Adding to the book’s problems, the only character who made much of an impact with me was Adrian Carthallow himself. He is perhaps not the most nuanced figure, hitting many of the common artist tropes in fiction, but he is at least a vibrant figure who makes an impact. The other figures in the case by contrast feel rather underdeveloped and lacking color. For instance, while Helen’s entrance is striking I feel we learn very little about her or her personality beyond those opening pages.
This extends to Mordecai Tremaine himself who remains an enigma to me. His gentleness and susceptibility to romantic sentiment reminded me a little of Mr. Satterthwaite in Christie’s Three Act Tragedy but he is not as much fun and makes little impression here. That may perhaps be the issue with this book being a later outing for an established character but I noticed in rereading my review of the earlier novel Murder Has A Motive that I had a pretty similar reaction then, finding him unobjectionable but also uninteresting. I would add that I find it curious that he has this background as a tobacconist that has been completely irrelevant to both the mysteries I have read featuring him so far. Does anyone know if it is ever relevant in any of his investigations? It seems such a strange background to give him otherwise.
Not that I would anticipate getting around to trying another Duncan any time soon. While my experience with Michael Innes has taught me to never say never, it would take a fair amount of persuasion for me to reach for another in this series any time soon. Neither of my experiences of Tremaine have been terrible – it’s just that I would rather read a bad book than a bland one.

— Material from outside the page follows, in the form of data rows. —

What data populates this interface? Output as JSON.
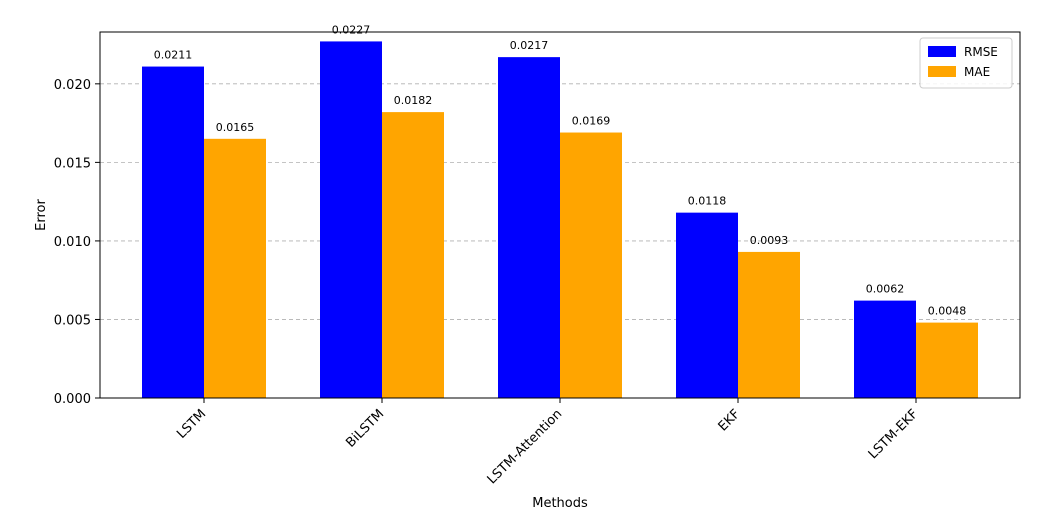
{
  "chart_data": {
    "type": "bar",
    "categories": [
      "LSTM",
      "BiLSTM",
      "LSTM-Attention",
      "EKF",
      "LSTM-EKF"
    ],
    "series": [
      {
        "name": "RMSE",
        "color": "#0000ff",
        "values": [
          0.0211,
          0.0227,
          0.0217,
          0.0118,
          0.0062
        ]
      },
      {
        "name": "MAE",
        "color": "#ffa500",
        "values": [
          0.0165,
          0.0182,
          0.0169,
          0.0093,
          0.0048
        ]
      }
    ],
    "value_labels": [
      [
        "0.0211",
        "0.0227",
        "0.0217",
        "0.0118",
        "0.0062"
      ],
      [
        "0.0165",
        "0.0182",
        "0.0169",
        "0.0093",
        "0.0048"
      ]
    ],
    "xlabel": "Methods",
    "ylabel": "Error",
    "ylim": [
      0,
      0.0233
    ],
    "yticks": [
      0.0,
      0.005,
      0.01,
      0.015,
      0.02
    ],
    "ytick_labels": [
      "0.000",
      "0.005",
      "0.010",
      "0.015",
      "0.020"
    ],
    "grid": "y-dashed",
    "legend_position": "top-right"
  }
}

Brad @ AhSweetMystery suggests that the problem is that the clues are all exactly what they appear to be. I do agree with him too that with the exception of Adrian Carthallow, the characterization here feels remarkably slight.
Puzzle Doctor @ In Search of the Classic Mystery was not a fan either and makes an excellent point about the way Francis Duncan uses Mordecai Tremaine’s full name every time he refers to him. I hadn’t been conscious of that but I knew that something felt a little weird – now I know what it was! I am glad that he pointed out the differences in the covers – the yellow one seems a much better fit for the book than the blue one I have.
Kate @ CrossExaminingCrime didn’t love this one either, commenting that it reminded her why it has been years since she last read a Tremaine novel. I completely understand and I agree with her about an issue she has with an unsatisfying aspect of the resolution that I forgot to include in my own notes above.